Warren Buffett, chief executive officer of Berkshire Hathaway, at a television interview in 2010

Photograph by Daniel Acker/Bloomberg

Warren Buffett, chief executive officer of Berkshire Hathaway, at a television interview in 2010

Berkshire Hathaway (BRK/B) is buying Oriental Trading, the tchotchke seller extraordinaire that sells a vast array of party supplies (happy face keychains or psychedelic paddleballs anyone?) and sends out catalogs with a, shall we say, impressive frequency. Warren Buffett, in a statement on the deal, said the company provides good value and will continue to grow in its “quest to make the world more fun.”

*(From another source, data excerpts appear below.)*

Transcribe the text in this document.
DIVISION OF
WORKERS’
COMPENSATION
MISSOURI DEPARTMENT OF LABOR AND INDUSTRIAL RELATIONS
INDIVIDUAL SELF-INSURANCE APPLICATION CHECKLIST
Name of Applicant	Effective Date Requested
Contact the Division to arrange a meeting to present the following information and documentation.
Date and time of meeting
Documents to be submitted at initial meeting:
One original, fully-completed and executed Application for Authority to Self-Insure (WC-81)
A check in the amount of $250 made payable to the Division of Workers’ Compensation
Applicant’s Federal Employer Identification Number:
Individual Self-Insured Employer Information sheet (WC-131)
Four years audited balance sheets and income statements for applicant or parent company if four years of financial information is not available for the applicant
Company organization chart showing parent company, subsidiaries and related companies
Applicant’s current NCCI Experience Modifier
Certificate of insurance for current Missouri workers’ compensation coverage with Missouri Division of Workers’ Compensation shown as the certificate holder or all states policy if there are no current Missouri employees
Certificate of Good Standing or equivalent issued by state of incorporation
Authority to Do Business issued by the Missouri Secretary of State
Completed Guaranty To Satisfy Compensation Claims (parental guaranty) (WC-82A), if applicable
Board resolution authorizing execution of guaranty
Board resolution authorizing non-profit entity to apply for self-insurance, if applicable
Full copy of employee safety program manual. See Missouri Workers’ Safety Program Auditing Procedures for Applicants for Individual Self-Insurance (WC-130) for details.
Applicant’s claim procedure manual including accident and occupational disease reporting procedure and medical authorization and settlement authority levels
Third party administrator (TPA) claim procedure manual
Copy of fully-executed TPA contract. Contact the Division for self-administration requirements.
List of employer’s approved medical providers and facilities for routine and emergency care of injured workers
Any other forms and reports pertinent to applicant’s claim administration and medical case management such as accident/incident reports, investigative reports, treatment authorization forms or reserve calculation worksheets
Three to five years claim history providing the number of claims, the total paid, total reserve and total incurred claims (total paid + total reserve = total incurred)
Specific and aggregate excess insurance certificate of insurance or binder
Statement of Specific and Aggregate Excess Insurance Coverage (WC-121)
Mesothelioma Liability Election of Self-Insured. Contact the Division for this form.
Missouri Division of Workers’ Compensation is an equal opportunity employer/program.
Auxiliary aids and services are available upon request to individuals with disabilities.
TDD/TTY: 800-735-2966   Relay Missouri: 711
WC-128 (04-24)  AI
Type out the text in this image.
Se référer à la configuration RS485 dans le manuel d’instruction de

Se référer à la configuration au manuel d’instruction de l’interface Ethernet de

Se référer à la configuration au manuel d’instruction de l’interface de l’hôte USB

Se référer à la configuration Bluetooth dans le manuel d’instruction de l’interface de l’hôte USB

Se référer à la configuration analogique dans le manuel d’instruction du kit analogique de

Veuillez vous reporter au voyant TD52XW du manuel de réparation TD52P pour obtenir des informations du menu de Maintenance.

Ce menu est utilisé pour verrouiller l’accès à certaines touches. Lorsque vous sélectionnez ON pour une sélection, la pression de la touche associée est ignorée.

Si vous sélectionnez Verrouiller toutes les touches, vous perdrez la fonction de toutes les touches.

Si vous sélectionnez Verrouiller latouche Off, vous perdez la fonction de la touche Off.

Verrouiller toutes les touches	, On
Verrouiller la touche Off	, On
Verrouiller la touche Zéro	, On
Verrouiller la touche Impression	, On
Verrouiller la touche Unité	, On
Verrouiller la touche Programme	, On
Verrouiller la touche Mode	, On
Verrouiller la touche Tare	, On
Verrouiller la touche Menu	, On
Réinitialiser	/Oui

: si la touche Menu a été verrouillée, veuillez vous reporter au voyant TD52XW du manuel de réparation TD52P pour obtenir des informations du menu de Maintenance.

Berkshire paid $500 million for the company, Bloomberg News reports. That’s a tiny sum for Buffett, who’s sitting on about $40 billion in cash and told CNBC on Oct. 24 that he’s “salivating” to make a big buy. Buffett’s made huge acquisitions in recent years, including buying the chemical maker Lubrizol in early 2011 for $9 billion and paying $26 billion for Burlington Northern Santa Fe railroad in 2009. He said that low interest rates have increased competition and raised prices on big deals. Buffett prefers to buy companies in cash and stock, rather than doing deals with borrowed money—leverage—like some other investors. “People who do leverage are getting significant portions of the purchase price at very, very low rates, probably as low as they’ve ever gotten,” he said. “That enables them to bid pretty aggressively.”

Buffett told CNBC that two deals in the $20 billion range fell through recently—just what they were, he hasn’t said. But Buffett has made 26 smaller acquisitions in the past year, including newspapers, solar energy projects, and an organic materials manufacturer. Many are U.S. retail and industrial companies that show Buffett believes “there’s good value just betting on America,” says Tom Lewandowski, an analyst with Edward Jones. Yet Lewandowski says deals as small as Oriental Trading “just don’t move the needle” on a company as large as Berkshire, adding “they don’t fit into the Berkshire [of] this day and age.” He says the smaller deals were more apropos of the Berkshire of 25 years ago. “I tend to look at these as immaterial parts of a story,” he says, “but it is a consistent application of a strategy of his success over the long term.”